Earlier this month, scientists at the Large Hadron Collider in Cern announced that they had discovered a particle consistent with the elusive Higgs Boson. Here we interview Professor Jordan Nash, a physicist at Imperial College who lives in Brixton and works at Cern, travelling regularly from the hectic markets of Electric Avenue to the high-tech Large Hadron Collider. And, surprisingly, he says the two places are somewhat similar…
“What we’re doing is really looking for the fundamental building blocks of nature – what everything is made of and how it fits together. It’s a long search that’s been going for millennia and we’re just doing the latest piece of it, searching for the very, very tiny bits of structure that go together to make everything around us. Ironically, to do that you have to use enormously big tools, like the Cern collider, to get access to the inner bits of everything. It’s purely curiosity driven, it’s really exciting and some of the bits that make it exciting are that you’re touching bits of the universe, learning things that are just new for mankind. It’s exciting to be on that frontier of knowledge.
We have a really gigantic collider – it’s 27km and it’s a miracle of technology and also human cooperation. One of the realy nice things about working on this project is that it’s a global, collaborative effort, where you have Iranians, Iraqis, Palestinians and Israelies, Chines, Japanese and Taiwanese, working together with a common goal and completely apolitical, because people are really excitied about the knowledge.
I was a student in America 25 years ago and Cern was an exciting place to be, so I came and worked on the previous experiment at Cern, then drifted to London and have been working on this project for a little more than ten years. It’s sort of at the limit of what humans can do right now in terms of an experiment.
There are some really specific things we’re trying to uncover. There are some mysteries – like when you look at the way galaxies move around, there’s a thing called dark matter. It seems that most of the mass of the universe is stuff that we don’t even know what it is, so that’s one of the mysteries we’re trying to figure out. Another one is, how does everything get its mass? Why does one type of particle have one type of mass and one another and how to they actually get it – it seems like a completely obvious thing, but in fact it’s not. Those are two really big question that we’re hoping to get, if not the definitive answer, to really find out what’s going on at the Large Hadron Collider.

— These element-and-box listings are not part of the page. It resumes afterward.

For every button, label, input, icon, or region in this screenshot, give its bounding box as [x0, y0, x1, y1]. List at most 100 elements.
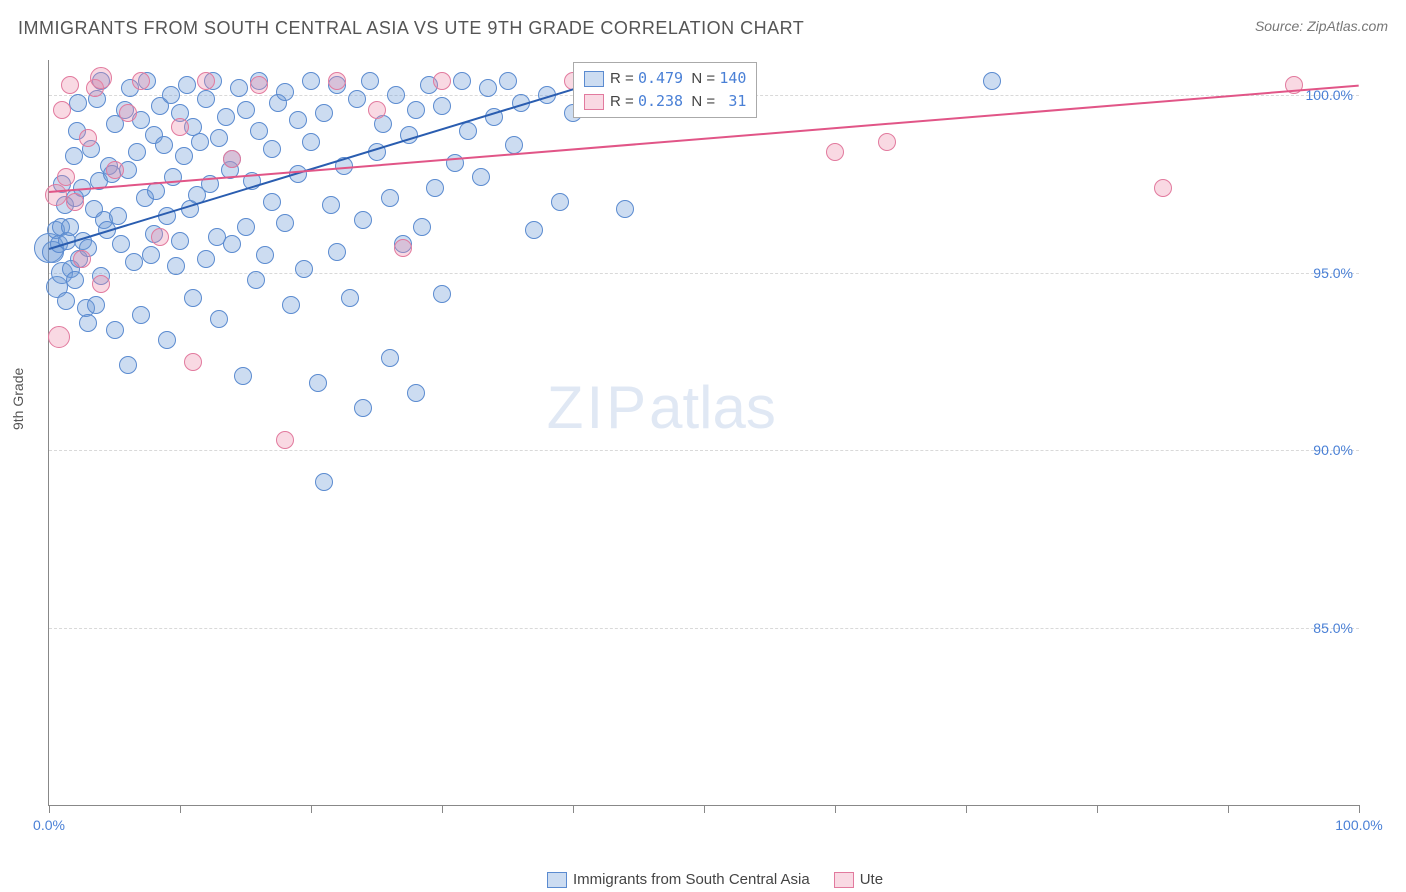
data-point[interactable]	[92, 275, 110, 293]
data-point[interactable]	[459, 122, 477, 140]
data-point[interactable]	[79, 314, 97, 332]
data-point[interactable]	[263, 193, 281, 211]
data-point[interactable]	[341, 289, 359, 307]
data-point[interactable]	[525, 221, 543, 239]
data-point[interactable]	[433, 72, 451, 90]
data-point[interactable]	[472, 168, 490, 186]
data-point[interactable]	[250, 76, 268, 94]
data-point[interactable]	[433, 285, 451, 303]
data-point[interactable]	[57, 168, 75, 186]
data-point[interactable]	[328, 72, 346, 90]
data-point[interactable]	[125, 253, 143, 271]
data-point[interactable]	[354, 399, 372, 417]
data-point[interactable]	[106, 161, 124, 179]
data-point[interactable]	[826, 143, 844, 161]
data-point[interactable]	[453, 72, 471, 90]
data-point[interactable]	[983, 72, 1001, 90]
data-point[interactable]	[217, 108, 235, 126]
data-point[interactable]	[295, 260, 313, 278]
data-point[interactable]	[505, 136, 523, 154]
data-point[interactable]	[223, 235, 241, 253]
data-point[interactable]	[119, 104, 137, 122]
data-point[interactable]	[197, 90, 215, 108]
data-point[interactable]	[348, 90, 366, 108]
data-point[interactable]	[413, 218, 431, 236]
data-point[interactable]	[223, 150, 241, 168]
data-point[interactable]	[234, 367, 252, 385]
data-point[interactable]	[147, 182, 165, 200]
data-point[interactable]	[87, 296, 105, 314]
data-point[interactable]	[109, 207, 127, 225]
data-point[interactable]	[158, 331, 176, 349]
data-point[interactable]	[282, 296, 300, 314]
data-point[interactable]	[302, 133, 320, 151]
data-point[interactable]	[171, 118, 189, 136]
data-point[interactable]	[289, 111, 307, 129]
data-point[interactable]	[132, 72, 150, 90]
data-point[interactable]	[210, 129, 228, 147]
data-point[interactable]	[276, 83, 294, 101]
data-point[interactable]	[368, 101, 386, 119]
data-point[interactable]	[197, 72, 215, 90]
data-point[interactable]	[65, 147, 83, 165]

There’s a special particle which you’ve probably heard of called the Higgs Particle and that’s the one that, in our best guess of the theory of nature, is the way particles get their weight, their mass. We will test whether that’s true or not. The reason we think this may be is that the whole universe is not really empty and there is the possibility that there could be Higgs particles everywhere. Particles move through the universe and collide with the Higgs particles that are everywhere and that’s what makes them heavier – they have more drag to go through the universe.
I think Brixton has a lot of wonderful features and shares a lot in terms of the very broad community that we find at Cern. Obviously Cern is situated in the middle of Switzerland and it’s a tiny place but there’s a strong sense of community in both places actually. People at Cern are very proud of the work that’s going on there and they come from all over the world and they really sense that the place is special. And Brixton feels a bit like that as a place to live and as a place to work. For me to live here, I get a sense of community in the place. London can be rather anonymous in some parts. It feels a bit like home in Brixton – I’m originally from New York. It feels lively and lots going on.
When you’re doing science like this, it’s something schoolchildren can get really interested in, so we do a lot of school visits where you go and you can give interactive demonstrations, for instance looking at some real data. It’s really important to enthuse the next generation of potential scientists. Coming to Brixton, I thought I would like to see what opportunities there might be here to enthuse the next generation – it’s really interesting to see how young people are completely open up to a certain age to exciting new ideas, so it’s good to catch them!”